Social networking and media isn’t all good

Social networking and social media — sites such as MySpace.com and YouTube.com — are often written about as though they are universally a good thing. And there’s no question that it’s great to have places where kids can socialize online, so to speak, and share blog posts and photos and music, or where they can go and watch video clips of people trying stupid bicycle tricks or kittens trying to get out of Kleenex boxes or whatever. But as my friend Scott Karp of Publishing 2.0 is fond of pointing out, there is a dark side to these kinds of networks.

A couple of stories I came across recently reminded me of that. One was actually fairly comical: a university student posted a picture of a teacher’s dog on MySpace, along with a note saying that he planned to kill the dog — which got animal rights activists and others all in a lather. However, it turned out to be part of a media assignment in which students were asked to do whatever they could to make the teacher’s dog famous (I would have said the student should have won hands down, but threatening the dog was not allowed).

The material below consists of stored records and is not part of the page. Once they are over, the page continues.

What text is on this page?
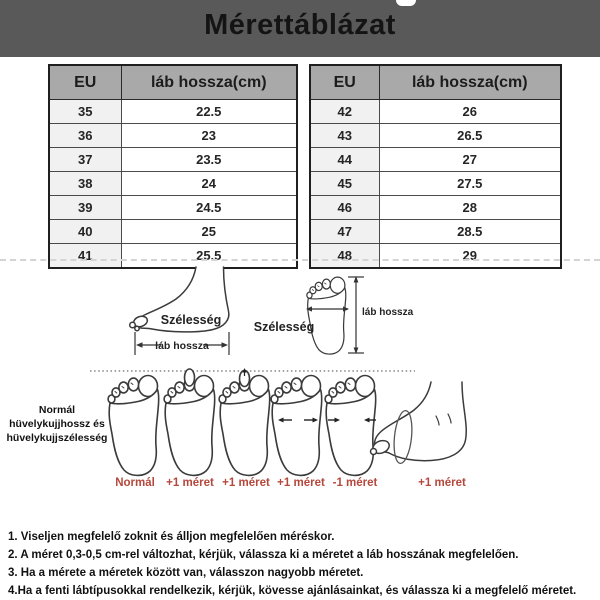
Mérettáblázat
EU	láb hossza(cm)
35	22.5
36	23
37	23.5
38	24
39	24.5
40	25
41	25.5
EU	láb hossza(cm)
42	26
43	26.5
44	27
45	27.5
46	28
47	28.5
48	29
Szélesség
láb hossza
Szélesség
láb hossza
Normál
hüvelykujjhossz és
hüvelykujjszélesség
Normál +1 méret +1 méret +1 méret -1 méret	+1 méret
1. Viseljen megfelelő zoknit és álljon megfelelően méréskor.
2. A méret 0,3-0,5 cm-rel változhat, kérjük, válassza ki a méretet a láb hosszának megfelelően.
3. Ha a mérete a méretek között van, válasszon nagyobb méretet.
4.Ha a fenti lábtípusokkal rendelkezik, kérjük, kövesse ajánlásainkat, és válassza ki a megfelelő méretet.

Another story involving students and teachers saw some high-school students set up a MySpace page that they pretended had been set up by their teacher, confessing that she was a lesbian, etc. She is suing two students for defamation and libel, and one of the students is facing criminal charges. And another story that just recently broke in Toronto involves high-school kids videotaping each other having fist-fights and then uploading them to YouTube.

Obviously, these kinds of stories are just the tip of the iceberg. Others have written about adults trolling for sex with children on MySpace, and the social-networking site has been sued by the family of a 14-year-old girl who says she was sexually assaulted by a man she met through MySpace. And some critics of YouTube have argued that having a forum to upload video of people fighting or engaging in other questionable behaviour can encourage that kind of behaviour.

True? Who knows. It’s possible that YouTube and MySpace and VampireFreaks.com (the social-networking site for goths and emos that was associated with the recent shooting in Montreal) are just making it easier to discover things that have always existed, but were harder to come across before the Internet. In any case, I expect we’ll be seeing more of these types of stories — but the potential liability of MySpace or YouTube in such events remains a big question mark. And if you’re a parent, think about what the parents of Amanda Wenk went through — a high-school senior, she uploaded racy photos of herself and her friends and they spread around the Internet like wildfire, until she had become a quasi-celebrity.

Update:

Pete Cashmore at Mashable says Bebo — which is even more popular than MySpace in Europe — is cracking down on bullying and other behaviour.